Attraktivität für Unternehmen und Standort steigern


[Offenbach am Main, 19. Mai 2021] Die Industrie- und Handelskammer (IHK) Offenbach am Main begrüßt den von SPD, Grünen und FDP vorgestellten Koalitionsvertrag für die Stadt Offenbach.

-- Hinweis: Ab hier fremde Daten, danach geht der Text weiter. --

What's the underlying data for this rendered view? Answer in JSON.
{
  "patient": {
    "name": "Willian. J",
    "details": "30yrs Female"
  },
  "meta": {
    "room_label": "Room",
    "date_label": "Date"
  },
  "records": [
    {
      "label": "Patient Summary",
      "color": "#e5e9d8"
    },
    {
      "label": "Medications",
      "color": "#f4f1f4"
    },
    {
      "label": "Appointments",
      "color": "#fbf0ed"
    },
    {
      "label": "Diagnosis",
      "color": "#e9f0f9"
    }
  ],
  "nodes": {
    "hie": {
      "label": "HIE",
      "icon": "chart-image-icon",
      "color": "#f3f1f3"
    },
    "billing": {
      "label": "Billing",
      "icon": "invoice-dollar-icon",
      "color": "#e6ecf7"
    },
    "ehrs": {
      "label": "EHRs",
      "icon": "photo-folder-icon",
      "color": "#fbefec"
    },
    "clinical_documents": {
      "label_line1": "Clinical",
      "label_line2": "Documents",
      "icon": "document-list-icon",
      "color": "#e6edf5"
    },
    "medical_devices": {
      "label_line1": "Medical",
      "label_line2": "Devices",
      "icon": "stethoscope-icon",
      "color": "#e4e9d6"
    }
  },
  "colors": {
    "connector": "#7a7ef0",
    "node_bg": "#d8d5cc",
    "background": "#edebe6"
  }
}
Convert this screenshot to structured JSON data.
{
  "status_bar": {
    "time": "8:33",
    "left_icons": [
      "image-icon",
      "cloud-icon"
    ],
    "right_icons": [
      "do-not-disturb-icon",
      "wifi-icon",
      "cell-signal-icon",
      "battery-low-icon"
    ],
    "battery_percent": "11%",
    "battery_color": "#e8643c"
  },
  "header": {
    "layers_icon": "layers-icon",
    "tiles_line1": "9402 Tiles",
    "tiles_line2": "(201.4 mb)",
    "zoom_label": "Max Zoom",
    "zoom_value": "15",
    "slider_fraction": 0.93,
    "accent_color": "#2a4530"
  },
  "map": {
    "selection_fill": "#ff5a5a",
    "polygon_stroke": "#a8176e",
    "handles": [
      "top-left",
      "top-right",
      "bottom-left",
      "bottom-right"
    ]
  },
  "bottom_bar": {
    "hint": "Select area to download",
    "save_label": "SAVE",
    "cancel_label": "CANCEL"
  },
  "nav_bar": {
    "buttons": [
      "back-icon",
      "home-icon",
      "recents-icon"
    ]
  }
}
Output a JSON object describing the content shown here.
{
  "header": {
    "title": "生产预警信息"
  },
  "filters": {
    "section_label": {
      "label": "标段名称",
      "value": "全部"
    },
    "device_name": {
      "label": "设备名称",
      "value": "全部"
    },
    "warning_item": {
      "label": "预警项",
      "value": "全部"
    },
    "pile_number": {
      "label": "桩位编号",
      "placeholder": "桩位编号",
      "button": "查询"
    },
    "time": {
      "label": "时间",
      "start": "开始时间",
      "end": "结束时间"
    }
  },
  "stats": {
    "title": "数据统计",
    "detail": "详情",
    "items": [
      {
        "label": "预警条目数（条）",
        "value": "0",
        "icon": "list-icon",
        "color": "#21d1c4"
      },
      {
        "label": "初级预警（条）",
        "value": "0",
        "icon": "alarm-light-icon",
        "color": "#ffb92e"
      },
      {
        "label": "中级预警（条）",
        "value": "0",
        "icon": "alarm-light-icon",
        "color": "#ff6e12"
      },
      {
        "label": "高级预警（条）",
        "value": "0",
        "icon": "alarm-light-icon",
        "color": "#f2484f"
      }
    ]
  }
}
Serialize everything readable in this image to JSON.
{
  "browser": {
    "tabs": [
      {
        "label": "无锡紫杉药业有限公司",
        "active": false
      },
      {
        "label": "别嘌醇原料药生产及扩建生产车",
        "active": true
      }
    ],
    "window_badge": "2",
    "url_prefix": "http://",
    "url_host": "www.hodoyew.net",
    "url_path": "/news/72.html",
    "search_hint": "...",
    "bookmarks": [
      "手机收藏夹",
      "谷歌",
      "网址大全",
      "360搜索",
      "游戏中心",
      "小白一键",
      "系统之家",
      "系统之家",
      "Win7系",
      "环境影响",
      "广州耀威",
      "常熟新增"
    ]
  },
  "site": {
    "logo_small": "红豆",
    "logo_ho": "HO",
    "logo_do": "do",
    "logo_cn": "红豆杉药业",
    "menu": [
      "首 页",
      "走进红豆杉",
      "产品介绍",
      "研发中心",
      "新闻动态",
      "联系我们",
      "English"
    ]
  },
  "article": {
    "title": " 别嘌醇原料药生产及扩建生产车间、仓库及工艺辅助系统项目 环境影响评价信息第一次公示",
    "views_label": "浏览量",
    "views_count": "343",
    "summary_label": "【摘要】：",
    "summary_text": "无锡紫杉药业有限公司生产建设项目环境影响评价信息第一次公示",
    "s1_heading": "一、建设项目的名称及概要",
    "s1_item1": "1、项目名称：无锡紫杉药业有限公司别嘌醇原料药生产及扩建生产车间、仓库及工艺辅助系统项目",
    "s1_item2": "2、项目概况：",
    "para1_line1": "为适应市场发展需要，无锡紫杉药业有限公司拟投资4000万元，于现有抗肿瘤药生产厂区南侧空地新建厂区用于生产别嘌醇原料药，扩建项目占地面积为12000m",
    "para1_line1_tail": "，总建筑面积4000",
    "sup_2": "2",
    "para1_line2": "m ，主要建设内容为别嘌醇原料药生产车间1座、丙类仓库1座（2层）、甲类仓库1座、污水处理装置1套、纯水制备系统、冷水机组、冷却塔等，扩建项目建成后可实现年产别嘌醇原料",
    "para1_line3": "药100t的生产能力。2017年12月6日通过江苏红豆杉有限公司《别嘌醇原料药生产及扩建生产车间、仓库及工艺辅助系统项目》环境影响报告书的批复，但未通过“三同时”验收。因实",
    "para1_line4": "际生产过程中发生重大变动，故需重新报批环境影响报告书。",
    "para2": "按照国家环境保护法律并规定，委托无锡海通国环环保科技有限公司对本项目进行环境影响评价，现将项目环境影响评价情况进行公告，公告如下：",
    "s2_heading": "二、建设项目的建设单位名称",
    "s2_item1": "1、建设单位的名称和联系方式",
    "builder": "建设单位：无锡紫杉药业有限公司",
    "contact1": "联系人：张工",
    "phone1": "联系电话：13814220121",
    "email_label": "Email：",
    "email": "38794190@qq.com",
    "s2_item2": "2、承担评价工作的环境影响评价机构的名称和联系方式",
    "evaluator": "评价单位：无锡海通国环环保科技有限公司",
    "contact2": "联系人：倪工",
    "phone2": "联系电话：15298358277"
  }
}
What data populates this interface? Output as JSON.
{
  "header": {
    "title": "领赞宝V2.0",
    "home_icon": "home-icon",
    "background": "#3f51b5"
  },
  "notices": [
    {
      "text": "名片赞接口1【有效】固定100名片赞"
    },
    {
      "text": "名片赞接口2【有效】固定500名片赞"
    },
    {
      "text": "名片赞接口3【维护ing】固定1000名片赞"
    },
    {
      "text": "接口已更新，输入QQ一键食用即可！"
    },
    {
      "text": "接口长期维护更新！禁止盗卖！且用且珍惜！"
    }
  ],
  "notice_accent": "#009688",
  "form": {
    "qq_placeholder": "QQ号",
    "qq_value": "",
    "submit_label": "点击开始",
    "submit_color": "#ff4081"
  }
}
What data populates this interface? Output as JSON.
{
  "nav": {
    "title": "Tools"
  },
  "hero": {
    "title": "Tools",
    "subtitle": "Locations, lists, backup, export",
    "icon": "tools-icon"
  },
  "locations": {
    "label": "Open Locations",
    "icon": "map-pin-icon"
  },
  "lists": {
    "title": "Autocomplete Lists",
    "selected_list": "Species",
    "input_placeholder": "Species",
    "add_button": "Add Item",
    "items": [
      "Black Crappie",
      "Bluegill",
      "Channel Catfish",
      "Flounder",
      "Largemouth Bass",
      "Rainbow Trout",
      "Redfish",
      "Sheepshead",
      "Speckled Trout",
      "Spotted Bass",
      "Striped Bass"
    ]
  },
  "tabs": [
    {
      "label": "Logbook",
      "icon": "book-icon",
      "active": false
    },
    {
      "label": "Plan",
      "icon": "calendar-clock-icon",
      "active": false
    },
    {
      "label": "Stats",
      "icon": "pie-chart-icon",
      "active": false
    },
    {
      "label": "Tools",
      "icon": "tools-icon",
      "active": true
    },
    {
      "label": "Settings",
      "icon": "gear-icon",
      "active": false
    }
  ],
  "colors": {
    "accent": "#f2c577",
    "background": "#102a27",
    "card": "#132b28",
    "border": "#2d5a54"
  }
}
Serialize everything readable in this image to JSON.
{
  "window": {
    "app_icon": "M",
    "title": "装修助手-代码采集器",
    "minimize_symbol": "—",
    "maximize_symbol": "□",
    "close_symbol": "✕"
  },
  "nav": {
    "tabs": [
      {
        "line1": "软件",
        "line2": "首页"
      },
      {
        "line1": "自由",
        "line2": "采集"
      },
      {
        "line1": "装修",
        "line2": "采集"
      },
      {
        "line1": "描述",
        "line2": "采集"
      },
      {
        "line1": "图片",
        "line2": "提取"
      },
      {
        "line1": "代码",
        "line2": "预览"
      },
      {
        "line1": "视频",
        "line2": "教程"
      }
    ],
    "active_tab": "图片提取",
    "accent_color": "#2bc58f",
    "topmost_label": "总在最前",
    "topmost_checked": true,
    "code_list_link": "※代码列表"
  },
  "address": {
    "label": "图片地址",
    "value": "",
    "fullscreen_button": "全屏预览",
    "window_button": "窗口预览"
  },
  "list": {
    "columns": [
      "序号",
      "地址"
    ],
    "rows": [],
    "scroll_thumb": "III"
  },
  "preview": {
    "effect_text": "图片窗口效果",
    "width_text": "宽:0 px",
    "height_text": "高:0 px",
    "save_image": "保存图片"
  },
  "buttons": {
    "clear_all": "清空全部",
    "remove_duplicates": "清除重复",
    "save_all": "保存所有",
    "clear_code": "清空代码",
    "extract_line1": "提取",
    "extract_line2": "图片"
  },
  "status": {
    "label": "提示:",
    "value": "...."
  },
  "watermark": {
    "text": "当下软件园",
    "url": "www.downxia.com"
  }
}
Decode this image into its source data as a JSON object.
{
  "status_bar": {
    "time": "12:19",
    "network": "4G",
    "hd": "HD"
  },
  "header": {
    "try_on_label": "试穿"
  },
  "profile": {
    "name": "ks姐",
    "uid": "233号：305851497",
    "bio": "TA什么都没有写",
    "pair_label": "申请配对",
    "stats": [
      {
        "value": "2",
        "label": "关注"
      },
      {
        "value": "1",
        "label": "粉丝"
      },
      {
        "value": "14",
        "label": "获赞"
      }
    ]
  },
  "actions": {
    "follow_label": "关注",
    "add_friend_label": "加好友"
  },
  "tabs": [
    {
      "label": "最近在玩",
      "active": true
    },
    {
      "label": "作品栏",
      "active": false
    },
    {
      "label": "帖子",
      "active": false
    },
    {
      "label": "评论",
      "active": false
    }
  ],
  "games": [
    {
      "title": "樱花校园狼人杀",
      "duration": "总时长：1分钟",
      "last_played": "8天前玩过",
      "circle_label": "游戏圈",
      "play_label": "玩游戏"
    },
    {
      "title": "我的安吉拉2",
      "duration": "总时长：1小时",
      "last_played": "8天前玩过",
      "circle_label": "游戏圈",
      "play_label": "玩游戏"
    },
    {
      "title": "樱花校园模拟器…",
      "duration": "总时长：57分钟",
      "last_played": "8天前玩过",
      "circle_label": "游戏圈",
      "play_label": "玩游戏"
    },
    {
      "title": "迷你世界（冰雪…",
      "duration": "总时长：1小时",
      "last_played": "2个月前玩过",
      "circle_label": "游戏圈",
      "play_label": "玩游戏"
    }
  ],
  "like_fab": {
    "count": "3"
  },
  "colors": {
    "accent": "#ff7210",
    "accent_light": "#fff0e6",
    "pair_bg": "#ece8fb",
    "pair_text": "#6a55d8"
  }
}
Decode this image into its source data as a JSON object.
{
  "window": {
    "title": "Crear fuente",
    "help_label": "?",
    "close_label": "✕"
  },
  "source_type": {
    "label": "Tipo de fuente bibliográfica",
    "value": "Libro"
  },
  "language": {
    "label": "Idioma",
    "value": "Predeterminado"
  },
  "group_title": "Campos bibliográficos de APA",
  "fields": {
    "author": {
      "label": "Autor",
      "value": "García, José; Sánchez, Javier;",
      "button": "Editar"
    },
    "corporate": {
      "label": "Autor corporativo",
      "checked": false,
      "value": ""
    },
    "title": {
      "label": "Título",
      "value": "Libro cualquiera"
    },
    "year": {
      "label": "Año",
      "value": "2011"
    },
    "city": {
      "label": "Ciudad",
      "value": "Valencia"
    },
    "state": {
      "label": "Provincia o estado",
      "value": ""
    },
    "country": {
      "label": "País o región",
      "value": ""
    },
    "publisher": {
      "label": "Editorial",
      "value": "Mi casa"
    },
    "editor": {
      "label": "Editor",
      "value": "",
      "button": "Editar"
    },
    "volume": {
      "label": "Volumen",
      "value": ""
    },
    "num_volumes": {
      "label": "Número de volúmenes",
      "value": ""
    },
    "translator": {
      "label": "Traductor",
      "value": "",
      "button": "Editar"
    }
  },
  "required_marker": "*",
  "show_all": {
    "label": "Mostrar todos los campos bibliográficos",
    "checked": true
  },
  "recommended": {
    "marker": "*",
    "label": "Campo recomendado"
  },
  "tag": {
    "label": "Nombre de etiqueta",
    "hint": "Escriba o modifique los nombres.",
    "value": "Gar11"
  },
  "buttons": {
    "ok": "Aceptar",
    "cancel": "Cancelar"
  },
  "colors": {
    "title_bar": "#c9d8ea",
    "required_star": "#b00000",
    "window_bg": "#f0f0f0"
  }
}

IHK begrüßt Ampel-Koalitionsvertrag in Offenbach

Markus Weinbrenner, IHK-Hauptgeschäftsführer betont: „Die Ampel-Koalitionäre wollen das Wachstum der Stadt gestalten und nehmen dafür den gemeinsam mit der Wirtschaft erstellten Masterplan Stadtentwicklung als Grundlage. Das begrüße ich sehr. Im Vertrag finden sich an verschiedenen Stellen die richtigen Impulse. Eine gestärkte Wirtschaftsförderung, schnellere Genehmigungsverfahren und ein verbessertes Stadtimage sollen die Attraktivität für neue, innovative Unternehmen steigern und den Standort weiterentwickeln.“
 
Positiv bewertet wird von der IHK auch die hohe Priorisierung der Umsetzung des Zukunftskonzepts Innenstadt. Die gemeinsam mit dem IHK-nahen Verein Offenbach offensiv erarbeiteten Schlüsselprojekte wie Station Mitte und Kaufhaus Kosmopolis sollen in den kommenden Jahren umgesetzt werden. Weinbrenner unterstreicht: „Mit dem Zukunftskonzept haben wir eine gemeinsame Idee wie die Innenstadt in Zukunft aussehen kann. Gut ist, dass die Politik sich so klar zur Umsetzung der Maßnahmen und zum Aufbau dazu nötiger Personalressourcen in der Agentur Mitte bekennt. Auch die weiteren Punkte, wie die behutsame Weiterentwicklung des Wochenmarkts oder die Fortsetzung der Wetterwerkstatt sind gut und richtig.“

Eine wichtige Neuerung aus Sicht der IHK ist, mit einem neuen „Amt für Mobilität“ eine Koordinierungsstelle zu schaffen. „In einer wachsenden Stadt wachsen auch die Mobilitätsbedürfnisse. Deshalb müssen alle Verkehrsträger gestärkt und noch besser miteinander verknüpft werden. Wir begrüßen ausdrücklich die beschlossene Erstellung eines Masterplans Verkehr für Offenbach und die Einrichtung einer zentralen Stelle, die dieses Thema koordiniert. Wichtig ist dabei eine unvoreingenommene Abwägung von Maßnahmen und die sachorientierte Lösung von möglichen Zielkonflikten, zum Beispiel bei der Schaffung von Radwegen“, hebt Weinbrenner hervor.

"Die Koalitionäre legen einen großen Wert auf die Digitalisierung der Verwaltungsleistungen, aber auch auf die Entwicklung Offenbachs hin zu einer Smart City. Das fördert den Standort, zahlt aufs Image ein und bietet Unternehmen neue Chancen“, begrüßt Weinbrenner.